FYI no fixed amount of coffee is magic, tasty is a relationship between dose and espresso made , measuring this is best done by weight.

BUT one man's magic number ( 1:2 ) is another man's mouth of sadness

Dail a coffee in to how you think it tastes good ( using scales makes it easier )


----------



## moultram (Jan 18, 2017)

Thanks Mrboots2u.

Just for curiosity, do you own this machine and what input dose and output espresso do you aim for?


----------



## ajohn (Sep 23, 2017)

The BE uses timed shots so what comes out in the time that has been set is dependent on the basket size, how much is in it and how the grinder is set.

In ml a single is 30 and a double is 60. Most people use grams instead as it's easier to measure as most have scales. So effectively 30ml is the same a 30g. People might go on and wonder about specific gravity of water against coffee but not much point really as the main aim is to produce a drink that the maker likes.

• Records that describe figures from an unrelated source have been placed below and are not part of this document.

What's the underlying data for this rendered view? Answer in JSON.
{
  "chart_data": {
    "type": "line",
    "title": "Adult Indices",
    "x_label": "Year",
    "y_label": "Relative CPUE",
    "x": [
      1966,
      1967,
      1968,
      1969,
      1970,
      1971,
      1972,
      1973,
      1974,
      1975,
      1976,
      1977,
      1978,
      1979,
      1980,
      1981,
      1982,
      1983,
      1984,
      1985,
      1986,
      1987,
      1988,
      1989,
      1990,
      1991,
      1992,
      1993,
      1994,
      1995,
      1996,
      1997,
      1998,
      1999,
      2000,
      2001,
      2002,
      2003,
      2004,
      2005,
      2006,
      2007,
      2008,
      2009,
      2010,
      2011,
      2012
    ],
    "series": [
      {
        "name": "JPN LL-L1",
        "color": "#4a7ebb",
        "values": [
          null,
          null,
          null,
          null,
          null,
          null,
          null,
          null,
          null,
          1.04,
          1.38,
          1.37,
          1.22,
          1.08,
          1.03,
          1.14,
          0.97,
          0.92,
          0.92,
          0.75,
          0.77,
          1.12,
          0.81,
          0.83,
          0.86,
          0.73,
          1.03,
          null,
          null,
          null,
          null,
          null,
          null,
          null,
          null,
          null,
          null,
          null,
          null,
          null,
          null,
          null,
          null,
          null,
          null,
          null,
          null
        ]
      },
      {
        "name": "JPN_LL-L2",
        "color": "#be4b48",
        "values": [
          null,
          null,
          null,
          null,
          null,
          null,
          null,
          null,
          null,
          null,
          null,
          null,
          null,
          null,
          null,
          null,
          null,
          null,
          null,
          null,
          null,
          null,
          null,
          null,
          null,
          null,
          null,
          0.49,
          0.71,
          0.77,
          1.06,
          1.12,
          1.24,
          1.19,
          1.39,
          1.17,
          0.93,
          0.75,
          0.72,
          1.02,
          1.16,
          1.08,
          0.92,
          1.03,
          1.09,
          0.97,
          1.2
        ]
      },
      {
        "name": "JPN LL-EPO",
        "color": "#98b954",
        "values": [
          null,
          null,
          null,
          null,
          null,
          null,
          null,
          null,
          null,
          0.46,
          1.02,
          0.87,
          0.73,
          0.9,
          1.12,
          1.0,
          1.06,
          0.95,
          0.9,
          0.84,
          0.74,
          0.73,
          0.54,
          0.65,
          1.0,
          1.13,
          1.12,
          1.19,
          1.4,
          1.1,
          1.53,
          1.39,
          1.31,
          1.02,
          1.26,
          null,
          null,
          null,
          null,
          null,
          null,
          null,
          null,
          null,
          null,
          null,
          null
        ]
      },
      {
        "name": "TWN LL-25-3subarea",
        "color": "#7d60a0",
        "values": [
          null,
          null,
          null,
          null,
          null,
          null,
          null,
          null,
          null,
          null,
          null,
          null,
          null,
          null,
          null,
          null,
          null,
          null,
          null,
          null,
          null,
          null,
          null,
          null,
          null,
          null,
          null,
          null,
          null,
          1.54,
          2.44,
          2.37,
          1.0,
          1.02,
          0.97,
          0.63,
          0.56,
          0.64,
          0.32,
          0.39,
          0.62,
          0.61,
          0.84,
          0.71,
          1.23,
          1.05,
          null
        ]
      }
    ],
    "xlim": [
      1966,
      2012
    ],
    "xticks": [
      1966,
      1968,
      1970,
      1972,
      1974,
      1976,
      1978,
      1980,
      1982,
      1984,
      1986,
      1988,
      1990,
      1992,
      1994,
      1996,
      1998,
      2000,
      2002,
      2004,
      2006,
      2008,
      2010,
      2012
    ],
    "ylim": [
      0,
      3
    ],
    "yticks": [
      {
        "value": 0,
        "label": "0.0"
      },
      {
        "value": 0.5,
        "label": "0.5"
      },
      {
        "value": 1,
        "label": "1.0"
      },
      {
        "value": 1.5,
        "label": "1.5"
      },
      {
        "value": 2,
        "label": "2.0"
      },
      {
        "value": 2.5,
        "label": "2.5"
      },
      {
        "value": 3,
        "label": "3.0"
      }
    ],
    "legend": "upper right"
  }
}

Really it's better to think in terms of ratios. Weight of ground coffee used and the weight of the output. That might range from 1 to 2 up to 1 to 5 but I suspect one that high would be unusual. This needs to be adjusted to suite the drinker and the bean they are using. The shot time can be anything that produces what the drinker wants. On my BE for instance using the single basket the shot timer has more or less always been at 25 secs. The double button is set longer so that I can play around with tuning the shot time without reprogramming it.

I'm afraid I don't worry too much about ratio, only taste but would put it in the range of 1 to 2.5 to maybe something over 3. I tend to brew at the higher end shown for the espresso range shown on the gauge as well but not past it. No 2 grinders will be the same and results depend on the bean so mentioning settings wont be of any use. When I started I used the suggestion in the manual a setting of 8 and adjusted from that.

John

-


----------